Low-level solvers implement the numerical routines used by TorchKM estimators.

What to document

A new solver should document:

  • the mathematical objective;
  • expected input shapes;
  • label or response conventions;
  • regularization-parameter format;
  • cross-validation fold format;
  • device behavior;
  • convergence criterion;
  • numerical tolerance;
  • return values;
  • relationship to any high-level estimator.

Required tests

Add tests for:

  • a small synthetic example;
  • correct output shape;
  • CPU execution;
  • GPU execution, skipped when CUDA is unavailable;
  • deterministic behavior with fixed random seeds;
  • convergence on a simple problem;
  • agreement with a simple baseline when appropriate.

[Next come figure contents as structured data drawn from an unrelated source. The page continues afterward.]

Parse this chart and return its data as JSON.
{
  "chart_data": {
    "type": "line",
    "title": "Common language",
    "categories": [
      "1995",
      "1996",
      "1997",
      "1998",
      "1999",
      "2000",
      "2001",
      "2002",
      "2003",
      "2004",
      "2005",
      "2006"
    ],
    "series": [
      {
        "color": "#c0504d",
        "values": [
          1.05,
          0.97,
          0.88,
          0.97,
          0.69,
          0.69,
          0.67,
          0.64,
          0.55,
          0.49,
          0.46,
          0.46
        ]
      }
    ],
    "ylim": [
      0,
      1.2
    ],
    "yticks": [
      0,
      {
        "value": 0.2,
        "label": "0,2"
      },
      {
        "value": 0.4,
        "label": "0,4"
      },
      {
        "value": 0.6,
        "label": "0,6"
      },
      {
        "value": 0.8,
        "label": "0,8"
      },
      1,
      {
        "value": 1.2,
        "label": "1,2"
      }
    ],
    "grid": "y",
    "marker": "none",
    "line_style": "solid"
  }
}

If a solver change is intended to improve runtime or memory use, include a small benchmark or timing note and report:

  • CPU model;
  • GPU model, if used;
  • RAM and GPU memory;
  • operating system;
  • Python version;
  • PyTorch version;
  • CUDA version;
  • data set size;
  • regularization grid;
  • number of folds;
  • whether preprocessing is included.

Do not put benchmark-scale workloads in the normal test suite or in examples that users are expected to run casually.

Documentation

A new solver should have:

  • a source-level docstring;
  • an API reference entry;
  • a developer note explaining how it is called;
  • a user-facing example if it is exposed directly.

Existing lower-level solver docstrings should be preserved and exposed through the API reference with mkdocstrings.